E and B represent the electric and magnetic fields, respectively. These are vector fields that describe the strength and direction of electric and magnetic forces at any point in space.

## 3. How do Maxwell's equations relate to distance?

Maxwell's equations do not directly involve distance as a variable. However, they do describe how electric and magnetic fields behave over distance, and can be used to calculate the strength of these fields at different distances from their source.

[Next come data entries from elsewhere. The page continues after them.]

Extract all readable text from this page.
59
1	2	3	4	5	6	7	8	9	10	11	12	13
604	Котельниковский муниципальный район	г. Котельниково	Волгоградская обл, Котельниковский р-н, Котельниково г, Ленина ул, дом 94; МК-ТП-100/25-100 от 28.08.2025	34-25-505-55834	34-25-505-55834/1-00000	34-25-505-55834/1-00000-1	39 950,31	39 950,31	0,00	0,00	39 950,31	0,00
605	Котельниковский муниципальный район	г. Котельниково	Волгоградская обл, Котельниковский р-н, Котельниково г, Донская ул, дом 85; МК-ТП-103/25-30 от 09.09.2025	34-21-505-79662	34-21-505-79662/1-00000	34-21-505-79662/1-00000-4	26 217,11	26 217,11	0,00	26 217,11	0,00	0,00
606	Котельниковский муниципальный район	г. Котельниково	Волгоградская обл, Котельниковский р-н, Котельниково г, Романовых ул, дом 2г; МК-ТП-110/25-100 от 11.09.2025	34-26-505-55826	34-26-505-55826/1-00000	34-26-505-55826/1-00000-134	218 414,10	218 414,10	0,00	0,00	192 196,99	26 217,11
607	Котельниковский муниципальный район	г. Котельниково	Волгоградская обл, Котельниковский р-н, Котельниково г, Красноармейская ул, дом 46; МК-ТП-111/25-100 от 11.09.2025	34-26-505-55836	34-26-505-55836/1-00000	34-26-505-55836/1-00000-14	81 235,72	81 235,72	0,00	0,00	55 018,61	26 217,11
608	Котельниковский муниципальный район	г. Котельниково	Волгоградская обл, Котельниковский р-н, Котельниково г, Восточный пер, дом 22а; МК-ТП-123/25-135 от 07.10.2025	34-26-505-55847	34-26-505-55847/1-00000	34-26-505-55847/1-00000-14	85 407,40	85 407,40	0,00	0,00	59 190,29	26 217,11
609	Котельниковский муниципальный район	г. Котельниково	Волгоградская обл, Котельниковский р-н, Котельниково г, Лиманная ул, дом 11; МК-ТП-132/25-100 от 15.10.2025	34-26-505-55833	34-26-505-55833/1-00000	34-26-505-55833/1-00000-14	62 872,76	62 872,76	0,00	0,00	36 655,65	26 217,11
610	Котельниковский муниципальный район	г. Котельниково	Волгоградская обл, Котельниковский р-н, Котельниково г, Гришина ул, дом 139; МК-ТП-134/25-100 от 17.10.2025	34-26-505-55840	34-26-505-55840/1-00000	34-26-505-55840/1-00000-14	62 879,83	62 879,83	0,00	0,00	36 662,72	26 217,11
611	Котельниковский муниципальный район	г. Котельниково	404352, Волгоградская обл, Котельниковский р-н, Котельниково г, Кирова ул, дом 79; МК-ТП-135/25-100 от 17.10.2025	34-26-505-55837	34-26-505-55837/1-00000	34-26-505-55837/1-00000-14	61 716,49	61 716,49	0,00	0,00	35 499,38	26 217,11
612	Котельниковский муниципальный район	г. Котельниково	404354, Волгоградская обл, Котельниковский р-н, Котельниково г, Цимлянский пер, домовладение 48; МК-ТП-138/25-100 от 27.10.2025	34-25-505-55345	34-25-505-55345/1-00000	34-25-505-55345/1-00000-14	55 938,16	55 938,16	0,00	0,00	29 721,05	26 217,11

## 4. Are Maxwell's equations applicable to all situations?

Maxwell's equations are applicable to most situations involving electric and magnetic fields, including both static and dynamic systems. However, in certain extreme conditions such as those found in black holes, these equations may break down.

## 5. Why are Maxwell's equations important?

Maxwell's equations are important because they provide a comprehensive framework for understanding the behavior of electric and magnetic fields. They have been used to make significant advancements in technology, such as the development of radio and television, and continue to be a key tool in modern physics research.